Hardness and Tractability of T_{h+1}-Free Edge Deletion

TL;DR

This paper investigates the computational complexity of the T(h+1)-Free Edge Deletion problem, revealing its hardness under many parameters and identifying specific cases where it remains tractable, thus advancing understanding of its algorithmic boundaries.

Contribution

It proves W[1]-hardness for various structural parameters and identifies new fixed-parameter tractable cases, extending the landscape of known complexity results for the problem.

Findings

W[1]-hardness when parameterized by vertex deletion distance to disjoint unions of paths or stars

Fixed-parameter tractability when parameterized by cluster vertex deletion with h and neighborhood diversity

Existence of FPT algorithms on split and interval graphs

Abstract

We study the parameterized complexity of the T(h+1)-Free Edge Deletion problem. Given a graph G and integers k and h, the task is to delete at most k edges so that every connected component of the resulting graph has size at most h. The problem is NP-complete for every fixed h at least 3, while it is solvable in polynomial time for h at most 2. Recent work showed strong hardness barriers: the problem is W[1]-hard when parameterized by the solution size together with the size of a feedback edge set, ruling out fixed-parameter tractability for many classical structural parameters. We significantly strengthen these negative results by proving W[1]-hardness when parameterized by the vertex deletion distance to a disjoint union of paths, the vertex deletion distance to a disjoint union of stars, or the twin cover number.
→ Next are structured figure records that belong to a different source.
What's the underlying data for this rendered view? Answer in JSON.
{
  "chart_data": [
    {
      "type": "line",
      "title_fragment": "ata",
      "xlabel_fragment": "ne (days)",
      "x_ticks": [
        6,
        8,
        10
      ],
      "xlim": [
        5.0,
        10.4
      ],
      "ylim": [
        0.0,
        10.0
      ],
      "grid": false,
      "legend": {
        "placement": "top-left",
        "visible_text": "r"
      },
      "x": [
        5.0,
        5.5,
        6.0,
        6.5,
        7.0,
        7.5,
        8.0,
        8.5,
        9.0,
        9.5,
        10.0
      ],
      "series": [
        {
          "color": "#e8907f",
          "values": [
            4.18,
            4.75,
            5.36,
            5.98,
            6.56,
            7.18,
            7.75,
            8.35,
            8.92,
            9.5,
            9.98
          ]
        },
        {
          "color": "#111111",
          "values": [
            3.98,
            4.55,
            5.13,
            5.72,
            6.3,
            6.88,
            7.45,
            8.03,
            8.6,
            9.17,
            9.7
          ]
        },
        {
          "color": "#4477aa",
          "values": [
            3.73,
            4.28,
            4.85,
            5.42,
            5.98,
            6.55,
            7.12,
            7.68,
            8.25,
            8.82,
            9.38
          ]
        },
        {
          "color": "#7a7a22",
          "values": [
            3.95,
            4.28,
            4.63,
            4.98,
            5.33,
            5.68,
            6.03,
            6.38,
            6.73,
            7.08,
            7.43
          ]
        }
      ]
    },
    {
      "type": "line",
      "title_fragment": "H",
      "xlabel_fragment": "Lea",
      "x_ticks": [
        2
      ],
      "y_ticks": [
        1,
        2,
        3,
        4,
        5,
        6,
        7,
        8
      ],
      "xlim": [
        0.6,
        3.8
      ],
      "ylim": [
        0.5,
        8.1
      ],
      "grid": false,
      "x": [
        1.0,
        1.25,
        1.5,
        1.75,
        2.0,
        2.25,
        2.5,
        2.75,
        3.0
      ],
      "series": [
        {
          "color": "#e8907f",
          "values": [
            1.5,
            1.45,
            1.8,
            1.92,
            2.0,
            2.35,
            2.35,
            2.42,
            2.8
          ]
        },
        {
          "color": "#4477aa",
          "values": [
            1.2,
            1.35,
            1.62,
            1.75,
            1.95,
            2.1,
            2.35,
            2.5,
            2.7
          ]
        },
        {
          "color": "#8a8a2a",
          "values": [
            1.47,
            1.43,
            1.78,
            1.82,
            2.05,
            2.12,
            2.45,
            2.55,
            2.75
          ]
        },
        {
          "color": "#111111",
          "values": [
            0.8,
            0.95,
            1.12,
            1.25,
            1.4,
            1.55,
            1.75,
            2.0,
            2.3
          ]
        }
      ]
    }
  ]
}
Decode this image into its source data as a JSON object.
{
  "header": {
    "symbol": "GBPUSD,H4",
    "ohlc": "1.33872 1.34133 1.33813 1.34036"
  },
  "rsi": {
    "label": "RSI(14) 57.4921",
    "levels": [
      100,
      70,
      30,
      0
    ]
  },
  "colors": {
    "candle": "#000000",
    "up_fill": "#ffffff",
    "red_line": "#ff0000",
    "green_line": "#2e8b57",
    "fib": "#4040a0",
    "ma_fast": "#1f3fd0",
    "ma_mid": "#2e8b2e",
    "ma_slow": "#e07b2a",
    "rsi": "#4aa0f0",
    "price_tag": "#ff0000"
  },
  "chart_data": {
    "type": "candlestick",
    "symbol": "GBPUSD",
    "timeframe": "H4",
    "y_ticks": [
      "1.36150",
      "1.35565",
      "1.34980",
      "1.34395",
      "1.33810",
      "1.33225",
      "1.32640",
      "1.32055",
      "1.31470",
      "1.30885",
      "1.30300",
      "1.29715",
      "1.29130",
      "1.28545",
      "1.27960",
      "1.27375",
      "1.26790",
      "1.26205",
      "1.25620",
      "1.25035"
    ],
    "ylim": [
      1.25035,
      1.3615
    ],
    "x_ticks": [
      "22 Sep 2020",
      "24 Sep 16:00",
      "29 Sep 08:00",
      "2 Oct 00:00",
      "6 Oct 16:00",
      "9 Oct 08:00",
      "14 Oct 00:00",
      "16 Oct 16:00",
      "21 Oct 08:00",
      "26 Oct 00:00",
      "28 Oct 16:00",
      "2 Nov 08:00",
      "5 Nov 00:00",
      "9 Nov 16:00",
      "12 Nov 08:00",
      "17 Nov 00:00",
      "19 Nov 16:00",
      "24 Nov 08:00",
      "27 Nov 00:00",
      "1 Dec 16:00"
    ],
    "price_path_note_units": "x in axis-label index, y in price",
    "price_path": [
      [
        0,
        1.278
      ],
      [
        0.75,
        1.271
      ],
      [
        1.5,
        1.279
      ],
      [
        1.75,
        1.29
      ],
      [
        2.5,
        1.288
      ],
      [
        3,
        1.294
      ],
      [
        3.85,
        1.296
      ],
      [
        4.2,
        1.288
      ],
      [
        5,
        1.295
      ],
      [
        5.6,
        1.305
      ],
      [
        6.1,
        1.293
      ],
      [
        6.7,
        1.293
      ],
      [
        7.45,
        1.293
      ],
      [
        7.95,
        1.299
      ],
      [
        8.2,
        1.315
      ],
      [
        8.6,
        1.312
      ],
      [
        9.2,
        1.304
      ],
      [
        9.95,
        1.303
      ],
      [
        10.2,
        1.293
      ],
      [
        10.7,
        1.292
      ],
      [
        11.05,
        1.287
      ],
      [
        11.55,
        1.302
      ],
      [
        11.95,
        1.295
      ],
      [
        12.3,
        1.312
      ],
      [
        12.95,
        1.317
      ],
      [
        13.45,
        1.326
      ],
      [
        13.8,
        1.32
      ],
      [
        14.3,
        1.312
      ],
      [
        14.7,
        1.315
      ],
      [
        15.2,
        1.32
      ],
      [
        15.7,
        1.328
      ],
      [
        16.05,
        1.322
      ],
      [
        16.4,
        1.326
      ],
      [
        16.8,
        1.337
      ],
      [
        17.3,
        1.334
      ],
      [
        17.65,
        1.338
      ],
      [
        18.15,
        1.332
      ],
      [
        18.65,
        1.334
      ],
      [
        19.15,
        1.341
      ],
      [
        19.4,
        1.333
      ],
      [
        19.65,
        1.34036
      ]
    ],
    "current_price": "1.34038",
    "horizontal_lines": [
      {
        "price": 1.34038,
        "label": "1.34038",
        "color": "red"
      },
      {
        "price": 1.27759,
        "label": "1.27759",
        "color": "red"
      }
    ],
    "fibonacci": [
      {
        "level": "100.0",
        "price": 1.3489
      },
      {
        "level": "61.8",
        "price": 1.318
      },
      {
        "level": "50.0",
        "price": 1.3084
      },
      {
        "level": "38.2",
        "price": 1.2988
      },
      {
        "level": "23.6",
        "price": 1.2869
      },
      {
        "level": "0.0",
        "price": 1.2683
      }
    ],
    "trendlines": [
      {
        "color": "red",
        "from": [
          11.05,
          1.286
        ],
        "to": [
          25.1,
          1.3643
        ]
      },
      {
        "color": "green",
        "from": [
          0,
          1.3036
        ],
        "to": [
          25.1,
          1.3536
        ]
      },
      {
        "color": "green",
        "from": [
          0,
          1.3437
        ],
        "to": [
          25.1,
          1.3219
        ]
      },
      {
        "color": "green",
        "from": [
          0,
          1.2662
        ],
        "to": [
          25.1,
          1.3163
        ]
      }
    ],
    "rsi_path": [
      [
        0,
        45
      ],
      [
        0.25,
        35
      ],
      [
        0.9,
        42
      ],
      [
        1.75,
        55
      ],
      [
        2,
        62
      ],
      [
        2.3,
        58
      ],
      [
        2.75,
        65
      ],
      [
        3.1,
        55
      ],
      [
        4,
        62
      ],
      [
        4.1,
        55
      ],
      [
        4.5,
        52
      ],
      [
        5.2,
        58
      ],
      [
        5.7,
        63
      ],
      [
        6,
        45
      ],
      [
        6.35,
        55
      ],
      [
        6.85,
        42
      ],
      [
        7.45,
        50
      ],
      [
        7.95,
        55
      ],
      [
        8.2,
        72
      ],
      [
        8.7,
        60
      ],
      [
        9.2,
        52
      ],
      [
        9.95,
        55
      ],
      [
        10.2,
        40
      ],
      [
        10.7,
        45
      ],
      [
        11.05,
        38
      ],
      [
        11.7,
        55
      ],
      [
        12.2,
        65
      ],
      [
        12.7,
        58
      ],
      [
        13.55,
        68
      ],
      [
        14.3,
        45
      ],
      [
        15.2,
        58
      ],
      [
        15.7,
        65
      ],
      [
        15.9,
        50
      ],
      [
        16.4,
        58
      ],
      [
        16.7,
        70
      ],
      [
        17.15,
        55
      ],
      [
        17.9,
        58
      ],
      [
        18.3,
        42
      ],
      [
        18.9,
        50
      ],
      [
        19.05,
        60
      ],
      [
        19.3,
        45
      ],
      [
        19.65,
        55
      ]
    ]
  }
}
These results unify and extend known hardness results for treewidth, pathwidth, and feedback vertex set, and show that several restrictive parameters, including treedepth, cluster vertex deletion number, and modular width, do not yield fixed-parameter tractability when h is unbounded. On the positive side, we identify parameterizations that restore tractability. We show that the problem is fixed-parameter tractable when parameterized by cluster vertex deletion together with h, vertex deletion set into a clique and also when parameterized by neighborhood diversity together with h via an integer linear programming formulation. We further present a fixed-parameter tractable bicriteria approximation algorithm parameterized by k. Finally, we show that the problem admits fixed-parameter tractable algorithms on split graphs and interval graphs, and we establish hardness for a directed generalization even on directed acyclic graphs.